ThatsWhatIsLove said:


> Yes lets just keep making the same game every year. Add more characters, change the graphics, change the controls, yes thats a new game now!
> 
> I wish they would make a sandbox / rpg type DBZ game for consoles already, I've been waiting long enough ya bastards!



since the new generation the new games have less shit than the old games.


----------



## Malvingt2 (Dec 7, 2012)

Tenkaichi 3 is the best DBZ game imo.

I missed RB a lot tho. 

[YOUTUBE]http://www.youtube.com/watch?v=wfv2Ye9vxjI[/YOUTUBE]

[YOUTUBE]http://www.youtube.com/watch?v=aGgiIilZa74[/YOUTUBE]

[YOUTUBE]http://www.youtube.com/watch?v=oLzYUUrgVGs[/YOUTUBE]



 this was the right direction even with the flaws. Damn follow ups system ruined RB2 so bad..


----------



## DedValve (Dec 7, 2012)

Burst Limit 2. Burst limit had amazing potential and had it went up to the Buu saga I would have kept it (Adult Gohan is my absolute favorite character). 


I'm having a blast with Budokai 3 HD but I would really love to see where Burst Limit went had they kept going, the graphics where also the best (dat super saiyan glow). Seriously they decided to make Ultimate Tenkaichi over BL2? Shaking my goddamn head.


----------



## LegendarySaiyan (Dec 7, 2012)

DedValve said:


> Burst Limit 2. Burst limit had amazing potential and had it went up to the Buu saga I would have kept it (Adult Gohan is my absolute favorite character).



+REPS for you my friend  and if you had added the story mode parts too from Budokai 1 and Budokai 3 mixed into 1 in the Burst Limit series with a complete Story Mode with longer cutscenes like in Budokai 1 and map like in Budokai 3 then I would agree with you 100% 



ThatsWhatIsLove said:


> Yes lets just keep making the same game every year. Add more characters, change the graphics, change the controls, yes thats a new game now!
> 
> I wish they would make a sandbox / rpg type DBZ game for consoles already, I've been waiting long enough ya bastards!
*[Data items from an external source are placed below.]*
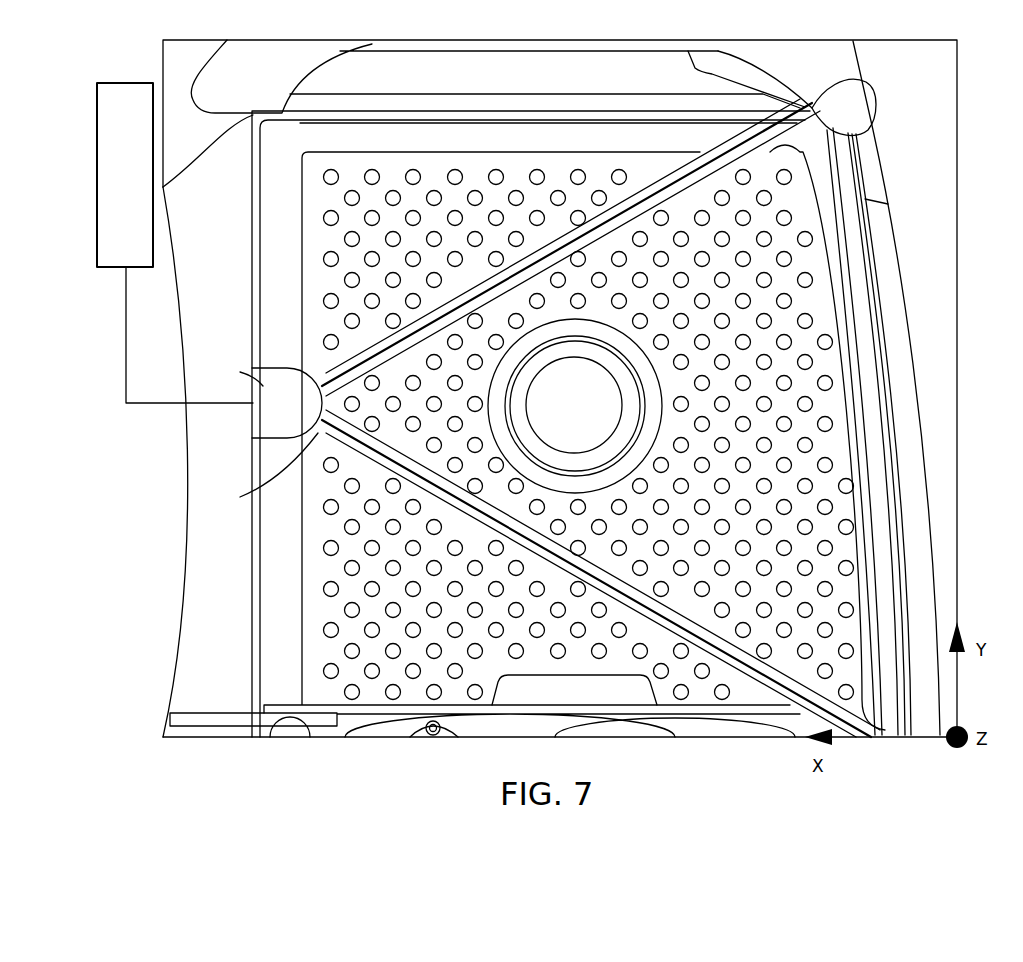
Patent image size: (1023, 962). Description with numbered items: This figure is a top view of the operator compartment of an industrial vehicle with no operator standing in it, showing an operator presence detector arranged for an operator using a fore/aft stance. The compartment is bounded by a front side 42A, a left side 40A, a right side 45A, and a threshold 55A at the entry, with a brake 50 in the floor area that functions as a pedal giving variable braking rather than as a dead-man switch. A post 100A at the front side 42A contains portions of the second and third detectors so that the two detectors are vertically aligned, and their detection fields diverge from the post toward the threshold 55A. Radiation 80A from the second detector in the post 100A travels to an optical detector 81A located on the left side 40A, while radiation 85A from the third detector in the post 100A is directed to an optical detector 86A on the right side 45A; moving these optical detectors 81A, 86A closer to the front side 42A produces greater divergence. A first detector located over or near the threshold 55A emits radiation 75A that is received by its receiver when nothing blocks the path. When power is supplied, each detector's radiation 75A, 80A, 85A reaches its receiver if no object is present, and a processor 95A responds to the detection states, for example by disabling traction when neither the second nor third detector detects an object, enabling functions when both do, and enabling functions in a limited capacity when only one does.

The left side 40A is at (753, 707).
The front side 42A is at (194, 607).
The right side 45A is at (437, 112).
The brake 50 is at (604, 385).
The threshold 55A is at (918, 413).
The radiation 75A is at (848, 297).
The radiation 80A is at (299, 467).
The optical detector 81A is at (873, 738).
The radiation 85A is at (600, 237).
The optical detector 86A is at (832, 90).
The processor 95A is at (97, 146).
The post 100A is at (254, 385).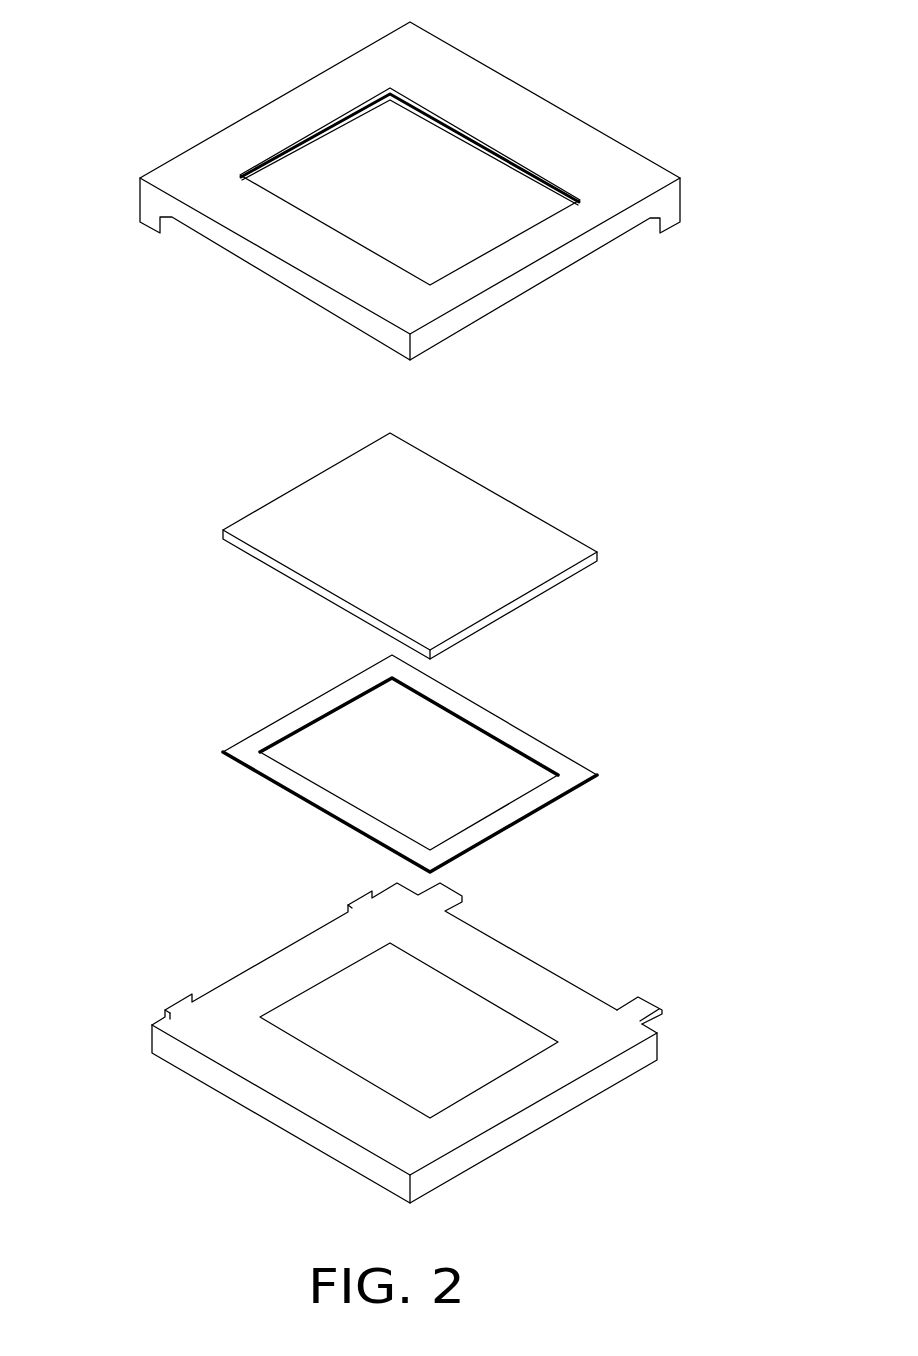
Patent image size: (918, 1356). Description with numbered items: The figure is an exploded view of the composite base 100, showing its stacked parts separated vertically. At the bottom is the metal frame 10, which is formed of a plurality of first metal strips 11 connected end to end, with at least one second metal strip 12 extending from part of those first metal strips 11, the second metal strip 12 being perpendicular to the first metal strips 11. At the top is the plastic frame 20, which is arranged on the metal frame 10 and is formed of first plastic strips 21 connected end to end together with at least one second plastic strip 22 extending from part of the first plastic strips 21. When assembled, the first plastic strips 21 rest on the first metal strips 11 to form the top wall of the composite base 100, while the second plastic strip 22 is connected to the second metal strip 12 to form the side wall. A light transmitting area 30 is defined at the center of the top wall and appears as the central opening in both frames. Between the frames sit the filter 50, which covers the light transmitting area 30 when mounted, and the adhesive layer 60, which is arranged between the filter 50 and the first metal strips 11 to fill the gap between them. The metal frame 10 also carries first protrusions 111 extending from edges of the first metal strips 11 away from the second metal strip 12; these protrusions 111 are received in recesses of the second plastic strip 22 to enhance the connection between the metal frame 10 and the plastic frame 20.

The composite base 100 is at (150, 41).
The plastic frame 20 is at (170, 141).
The first plastic strip 21 is at (532, 245).
The second plastic strip 22 is at (676, 229).
The light transmitting area 30 is at (440, 178).
The filter 50 is at (478, 525).
The adhesive layer 60 is at (535, 747).
The metal frame 10 is at (141, 1001).
The first metal strip 11 is at (310, 970).
The first protrusion 111 is at (644, 1010).
The second metal strip 12 is at (270, 1108).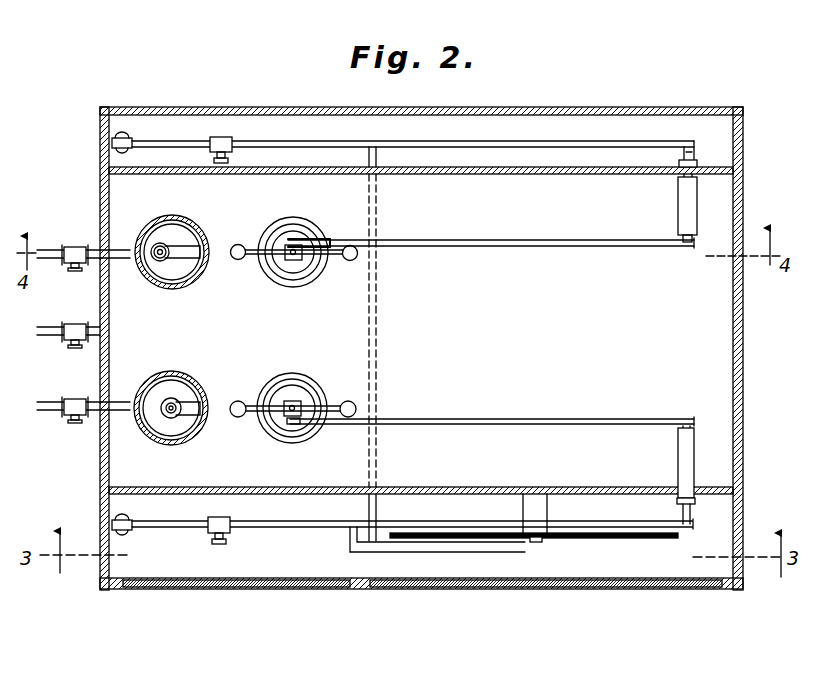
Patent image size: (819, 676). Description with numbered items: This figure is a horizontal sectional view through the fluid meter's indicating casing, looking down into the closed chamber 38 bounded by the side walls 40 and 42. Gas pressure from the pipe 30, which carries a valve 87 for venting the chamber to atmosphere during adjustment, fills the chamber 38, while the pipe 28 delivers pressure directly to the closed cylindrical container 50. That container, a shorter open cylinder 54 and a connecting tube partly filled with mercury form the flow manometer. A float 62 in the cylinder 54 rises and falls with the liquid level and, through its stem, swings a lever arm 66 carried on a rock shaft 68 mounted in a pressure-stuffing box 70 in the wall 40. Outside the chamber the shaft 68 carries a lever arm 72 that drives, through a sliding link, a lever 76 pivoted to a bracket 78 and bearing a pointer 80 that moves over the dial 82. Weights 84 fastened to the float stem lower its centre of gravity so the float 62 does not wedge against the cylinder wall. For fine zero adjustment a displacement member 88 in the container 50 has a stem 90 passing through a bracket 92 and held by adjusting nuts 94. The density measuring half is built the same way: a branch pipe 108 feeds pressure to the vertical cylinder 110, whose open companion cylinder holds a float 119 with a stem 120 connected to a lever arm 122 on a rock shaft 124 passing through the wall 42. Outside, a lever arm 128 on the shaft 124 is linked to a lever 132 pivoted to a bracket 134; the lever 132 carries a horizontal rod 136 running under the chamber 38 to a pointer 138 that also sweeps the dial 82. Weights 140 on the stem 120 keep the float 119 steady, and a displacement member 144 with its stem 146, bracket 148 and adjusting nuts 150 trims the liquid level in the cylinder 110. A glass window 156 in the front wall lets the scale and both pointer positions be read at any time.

Something like the Legacy of Goku games on the Gameboy Advance, but instead on Playstation 3?!


----------



## shadowmaria (Dec 8, 2012)

I remember reading something about Budokai Tenkaichi 4 being in development with a fucking huge roster (I believe it was confirmed in a WSJ or something), but I can't remember exactly


----------



## LegendarySaiyan (Dec 8, 2012)

cosmovsgoku said:


> I remember reading something about Budokai Tenkaichi 4 being in development with a fucking huge roster (I believe it was confirmed in a WSJ or something), but I can't remember exactly



Are you thinking about this one?
Kanzenshuu.com


----------



## Malvingt2 (Dec 10, 2012)

DedValve said:


> Burst Limit 2. Burst limit had amazing potential and had it went up to the Buu saga I would have kept it (Adult Gohan is my absolute favorite character).
> 
> 
> I'm having a blast with Budokai 3 HD but I would really love to see where Burst Limit went had they kept going, the graphics where also the best (dat super saiyan glow). Seriously they decided to make Ultimate Tenkaichi over BL2? Shaking my goddamn head.



Burt limit was bad, so no thanks...


----------



## Lulu (Dec 10, 2012)

God knows for how long even currently i have been searching for the dragon ball z games for my old school ps2. I got infinite worlds,but then my ps2's lens then damaged. I have hacked it to play games from a usb hard drive but still cant find were to get the games and convert to format i can play on hard drive.  . Anyway,if any game is released this year,it would be nice to have a long story mode but from which saga(s) should they make a current game?


----------